L'administration pénitentiaire s'attaque à la surpopulation carcérale

Un rapport, diffusé récemment par la délégation générale des prisons, fait état de 171.217 mètres carrés, à raison de 1,93 mètre carré pour chaque détenu. Et ce dans la perspective de programmer la construction de nouvelles prisons pour accompagner le nombre élevé de détenus et faire face à la surpopulation carcérale

Au problème de la surpopulation carcérale qui gangrène depuis des années les prisons marocaines, l’administration pénitentiaire répond dans un rapport rendu public fin avril 2022 qu’elle s’y attelle sérieusement. Et ce par l’augmentation de la capacité d’accueil des prisons, tout en assurant des infrastructures aux normes requises, notamment en termes d’espace, d’aération et d’éclairage.
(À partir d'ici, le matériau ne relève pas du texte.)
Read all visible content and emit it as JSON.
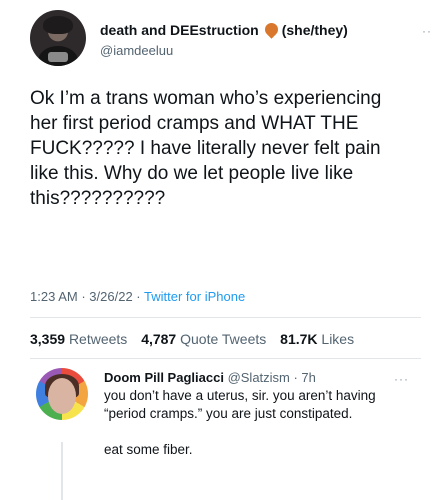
{
  "tweet": {
    "author_name": "death and DEEstruction",
    "pronouns": "(she/they)",
    "handle": "@iamdeeluu",
    "more_icon": "···",
    "text": "Ok I’m a trans woman who’s experiencing her first period cramps and WHAT THE FUCK????? I have literally never felt pain like this. Why do we let people live like this??????????",
    "time": "1:23 AM",
    "date": "3/26/22",
    "separator": "·",
    "client": "Twitter for iPhone",
    "stats": {
      "retweets_count": "3,359",
      "retweets_label": "Retweets",
      "quotes_count": "4,787",
      "quotes_label": "Quote Tweets",
      "likes_count": "81.7K",
      "likes_label": "Likes"
    }
  },
  "reply": {
    "author_name": "Doom Pill Pagliacci",
    "meta": "@Slatzism · 7h",
    "more_icon": "···",
    "text": "you don’t have a uterus, sir. you aren’t having “period cramps.” you are just constipated.\n\neat some fiber."
  }
}
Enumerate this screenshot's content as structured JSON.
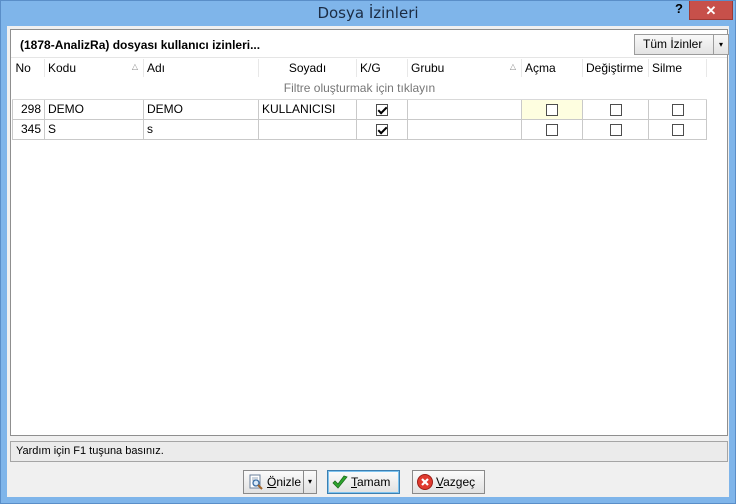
{
  "window": {
    "title": "Dosya İzinleri",
    "help_label": "?",
    "close_label": "✕"
  },
  "panel": {
    "title": "(1878-AnalizRa) dosyası kullanıcı izinleri...",
    "all_permissions_label": "Tüm İzinler",
    "dropdown_arrow": "▾"
  },
  "grid": {
    "columns": [
      "No",
      "Kodu",
      "Adı",
      "Soyadı",
      "K/G",
      "Grubu",
      "Açma",
      "Değiştirme",
      "Silme"
    ],
    "sort_indicator": "△",
    "filter_text": "Filtre oluşturmak için tıklayın",
    "rows": [
      {
        "no": "298",
        "kodu": "DEMO",
        "adi": "DEMO",
        "soyadi": "KULLANICISI",
        "kg": true,
        "grubu": "",
        "acma": false,
        "degistirme": false,
        "silme": false
      },
      {
        "no": "345",
        "kodu": "S",
        "adi": "s",
        "soyadi": "",
        "kg": true,
        "grubu": "",
        "acma": false,
        "degistirme": false,
        "silme": false
      }
    ]
  },
  "status": {
    "text": "Yardım için F1 tuşuna basınız."
  },
  "buttons": {
    "preview_mnemonic": "Ö",
    "preview_rest": "nizle",
    "ok_mnemonic": "T",
    "ok_rest": "amam",
    "cancel_mnemonic": "V",
    "cancel_rest": "azgeç",
    "dropdown_arrow": "▾"
  },
  "icons": {
    "preview": "magnifier-document-icon",
    "ok": "green-check-icon",
    "cancel": "red-x-icon"
  },
  "colors": {
    "titlebar": "#7fb5ea",
    "close": "#c7504a",
    "focus_cell": "#fefee0"
  }
}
C’est ainsi que deux nouveaux établissements pénitentiaires ont été inaugurés en 2021 à Dakhla et Assilah avec une capacité totale de 1.580 lits.

S’attardant sur la capacité d’accueil des prisons jusqu’à fin décembre 2021, le rapport fait état de 171.217 mètres carrés, à raison de 1,93 mètre carré pour chaque détenu, et ce dans la perspective de programmer la construction de nouvelles prisons pour accompagner le nombre élevé de détenus et faire face à la surpopulation carcérale, dans la foulée du chantier de réforme de la justice visant à rationaliser la détention provisoire et à adopter des peines alternatives.

Quant à l’amélioration de l’alimentation en milieu carcéral, l’administration pénitentiaire, dirigée par Mohamed Salah Tamek, indique qu’il a été décidé au cours de l’année 2021 d’équiper les cuisines de plusieurs établissements pénitentiaires, notamment de Dakhla, Assilah, Taza et Benguerir, le Centre de réforme et de rééducation de Aïn Sebaâ, ainsi que la prison centrale de Kénitra, à même d’humaniser les conditions de détention au sein de ces établissements en termes d’hygiène individuelle et collective (coiffure, lavage des vêtements et couvertures...).

Préparation à la réinsertion
Par ailleurs, 289 fonctionnaires ont bénéficié des sessions de formation en matière des droits de l’Homme et de la prévention de la torture en 2021, qui reste en-deçà de ce qui a été enregistré habituellement dans les années pré-Covid-19, à cause des mesures sanitaires et de précaution prises pour protéger les personnes contre l’infection. De même, quelque 412 responsables des établissements pénitentiaires et 1.212 stagiaires, toute catégorie confondue, ont bénéficié des sessions de formation de base pour développer leur compétences et connaissances en matière de gestion du milieu carcéral.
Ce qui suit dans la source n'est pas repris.